论文标题
Semeval-2022的UMass PCL任务4:用于检测光顾和屈服语言的预训练语言模型
UMass PCL at SemEval-2022 Task 4: Pre-trained Language Model Ensembles for Detecting Patronizing and Condescending Language
论文作者
论文摘要
光顾和屈尊的语言(PCL)无处不在,但很少关注媒体对弱势社区的使用。准确地检测该形式的PCL是一项艰巨的任务,因为标记的数据有限以及它的微妙程度。在本文中,我们描述了我们检测到Semeval 2022任务4的语言的系统:光顾和屈服于语言检测。我们的方法使用预训练的语言模型,数据增强以及优化检测阈值的合奏。竞争主持人发布的评估数据集的实验结果表明,我们的工作能够可靠地检测PCL,在二进制分类任务上获得了55.47%的F1分数,而在细粒度,多标签检测任务上,二进制分类任务的F1得分为36.25%。

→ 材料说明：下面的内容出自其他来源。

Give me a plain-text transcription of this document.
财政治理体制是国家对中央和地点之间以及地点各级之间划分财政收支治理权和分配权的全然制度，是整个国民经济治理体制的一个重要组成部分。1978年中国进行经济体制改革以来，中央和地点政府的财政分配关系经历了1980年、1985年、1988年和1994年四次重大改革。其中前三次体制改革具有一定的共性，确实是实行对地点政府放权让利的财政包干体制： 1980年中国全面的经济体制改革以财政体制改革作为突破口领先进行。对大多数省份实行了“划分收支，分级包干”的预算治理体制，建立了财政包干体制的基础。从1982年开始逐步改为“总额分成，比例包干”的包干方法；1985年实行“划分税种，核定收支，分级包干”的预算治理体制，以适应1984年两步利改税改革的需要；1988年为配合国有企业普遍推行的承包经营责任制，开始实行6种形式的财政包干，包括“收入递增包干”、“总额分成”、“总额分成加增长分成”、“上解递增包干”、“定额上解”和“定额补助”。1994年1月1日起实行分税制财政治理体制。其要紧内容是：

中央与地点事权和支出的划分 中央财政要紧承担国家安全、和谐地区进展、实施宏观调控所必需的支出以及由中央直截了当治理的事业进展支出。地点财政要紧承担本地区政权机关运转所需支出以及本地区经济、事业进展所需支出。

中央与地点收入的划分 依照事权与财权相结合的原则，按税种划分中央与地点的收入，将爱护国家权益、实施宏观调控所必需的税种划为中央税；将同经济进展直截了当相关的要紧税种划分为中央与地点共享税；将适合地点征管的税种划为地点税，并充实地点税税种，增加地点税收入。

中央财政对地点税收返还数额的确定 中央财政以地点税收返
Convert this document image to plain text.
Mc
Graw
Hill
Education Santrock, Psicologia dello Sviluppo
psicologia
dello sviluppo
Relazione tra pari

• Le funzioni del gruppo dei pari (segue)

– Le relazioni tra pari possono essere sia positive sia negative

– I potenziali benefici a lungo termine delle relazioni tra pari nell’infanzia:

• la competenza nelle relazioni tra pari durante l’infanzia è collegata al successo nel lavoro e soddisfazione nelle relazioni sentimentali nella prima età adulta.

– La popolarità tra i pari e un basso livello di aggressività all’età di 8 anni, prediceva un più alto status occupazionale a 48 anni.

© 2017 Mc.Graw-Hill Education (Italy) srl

Patronizing and condescending language (PCL) is everywhere, but rarely is the focus on its use by media towards vulnerable communities. Accurately detecting PCL of this form is a difficult task due to limited labeled data and how subtle it can be. In this paper, we describe our system for detecting such language which was submitted to SemEval 2022 Task 4: Patronizing and Condescending Language Detection. Our approach uses an ensemble of pre-trained language models, data augmentation, and optimizing the threshold for detection. Experimental results on the evaluation dataset released by the competition hosts show that our work is reliably able to detect PCL, achieving an F1 score of 55.47% on the binary classification task and a macro F1 score of 36.25% on the fine-grained, multi-label detection task.